Maddy sighed. A shadow of a plan was beginning to form in her mind. It was a rather desperate plan, but it was all she could think of at such short notice. “All right,” she said. “But first you have to show me.”

“Show you what?”

“The Whisperer.”

3

She followed him back to the fire pit hall, taking care not to let him out of her sight. He had agreed to her demand with apparent good cheer but with a trace of sullenness in his colors that suggested that he was far from pleased. She knew he was tricky-indeed, if he was Loki, he was trickery itself-and if he already suspected what she meant to do, there was no telling how he might react.

They stepped to the lee of the fire pit, sheltering behind a spur of rock until the geyser had spent itself. Then, in the brief lull between two ventings, Loki stepped forward and came to stand on the lip of the well.

“Stand back,” he told Maddy. “This can be dangerous.”

Maddy watched as he stood motionless, his colors flaring with sudden intensity and the first and little fingers of his right hand pronged to form the runeshape ýr.

His face was streaming with sweat, she saw; his fists were clenched, his eyes screwed shut as if preparing for some painful ordeal. This part at least was no act, she thought. She could feel the effort he was making, see the trembling of his muscles and the strain in every part of his body as he waited, tensed, for the Whisperer.

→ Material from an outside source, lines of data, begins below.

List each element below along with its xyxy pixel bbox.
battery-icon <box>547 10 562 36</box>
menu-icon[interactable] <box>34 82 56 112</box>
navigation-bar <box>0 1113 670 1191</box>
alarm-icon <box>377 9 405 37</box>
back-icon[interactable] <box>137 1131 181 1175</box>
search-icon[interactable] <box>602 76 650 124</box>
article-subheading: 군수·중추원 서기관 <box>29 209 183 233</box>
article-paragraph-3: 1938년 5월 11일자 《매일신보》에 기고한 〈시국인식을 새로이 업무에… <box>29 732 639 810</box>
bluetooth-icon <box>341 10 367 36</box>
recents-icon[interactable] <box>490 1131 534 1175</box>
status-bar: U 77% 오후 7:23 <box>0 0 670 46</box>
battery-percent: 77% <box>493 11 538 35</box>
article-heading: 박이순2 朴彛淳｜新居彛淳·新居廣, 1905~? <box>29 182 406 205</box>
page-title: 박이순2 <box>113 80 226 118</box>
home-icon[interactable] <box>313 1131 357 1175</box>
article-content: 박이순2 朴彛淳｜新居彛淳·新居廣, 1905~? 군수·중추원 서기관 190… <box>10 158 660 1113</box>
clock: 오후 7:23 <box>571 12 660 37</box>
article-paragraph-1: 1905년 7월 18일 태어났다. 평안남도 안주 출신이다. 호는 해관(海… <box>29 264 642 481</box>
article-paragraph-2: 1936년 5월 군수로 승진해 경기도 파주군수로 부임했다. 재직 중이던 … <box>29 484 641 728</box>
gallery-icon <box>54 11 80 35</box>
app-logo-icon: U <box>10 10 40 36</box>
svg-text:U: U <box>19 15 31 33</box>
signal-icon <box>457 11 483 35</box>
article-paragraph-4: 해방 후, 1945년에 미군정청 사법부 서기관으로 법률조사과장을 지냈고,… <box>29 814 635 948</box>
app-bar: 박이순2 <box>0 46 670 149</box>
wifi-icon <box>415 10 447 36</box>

Even when the geyser began to reawaken, the low rumble rising to become a muted roar, Loki did not stir, but seemed to wait, regardless of his peril, as patiently as a fisherman snaring a trout.

Two minutes had already passed, and now Maddy could hear the eruption building, like a furious howl in a giant’s throat.

Then, almost imperceptibly, he moved.

If Maddy had not been watching very carefully, she would have missed it altogether, for Loki’s style of working was very different from hers. Under One-Eye’s instruction Maddy had learned to value caution and accuracy above all things, to coax the runes rather than to fling them, to handle them with care, as if without it they might explode.

But Loki was fast. Balancing like a rope-dancer on the edge of the pit as the column of steam came rushing toward him, he raised his head and made a curious quick fluttering movement of his hand. At the same time, he shifted to his fiery Aspect, his features just discernible in the twisting flames, and skimmed runes at the column like a handful of firecrackers.